Based at the Terry Park Sports Complex in Lee County, the team primarily performed health assessments and triaged animals in need of care. While most of the animals seen were dogs and cats, the team also cared for a rabbit, a couple of bearded dragons and several goats, with one goat even receiving a blood transfusion.
Many of the animals seen had gastrointestinal or dermatological issues related to or exacerbated by the storm, or stress associated with the storm and its aftereffects. Some trauma patients were seen as well, including a dog treated for alligator bite wounds. Several kittens that had been found after the storm were brought in for assessments by area residents who hoped to adopt or find homes for them.
After the group returned to Gainesville, UF VETS’ medical director, Dr. Larry Garcia, sent an email thanking faculty, house officers, veterinary technicians, veterinary students and support personnel who made the mission a success.
“For those of you who stayed behind, we thank you for your extra efforts in filling our absences,” he said.
Five veterinarians, seven veterinary technicians, three veterinary students and six support personnel participated in the team from UF. Additionally, the Florida Veterinary Medical Association and the Florida Veterinary Technicians Association provided 16 volunteer veterinarians and 20 volunteer veterinary technicians from around the state in order to expand the team’s bandwidth and help them meet the needs of the Ft. Myers community.
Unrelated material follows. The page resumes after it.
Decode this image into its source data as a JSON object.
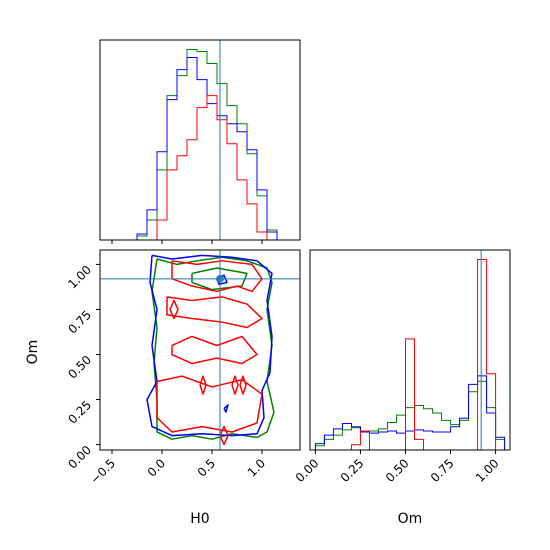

“Though it can be hard to find bright spots in such difficult times, we are honored our longstanding partnership with the University of Florida allowed us to provide support to Floridians and their animals in a time of need,” said FVMA’s executive director, Jim Naugle.
He noted that the FVMA and the college have been partners for much of their history, with the FVMA most recently providing scholarships to UF veterinary students and volunteer opportunities at its small animal and equine conferences.
“It was truly an honor to work alongside such an amazing group of people,” Garcia said.
A bunk trailer provided to the college in 2019 through a grant from PetSmart Charities and the Banfield Foundation was used to house team members during their stay in Fort Myers. Four additional trucks were driven down to provide supplies and food to support the effort.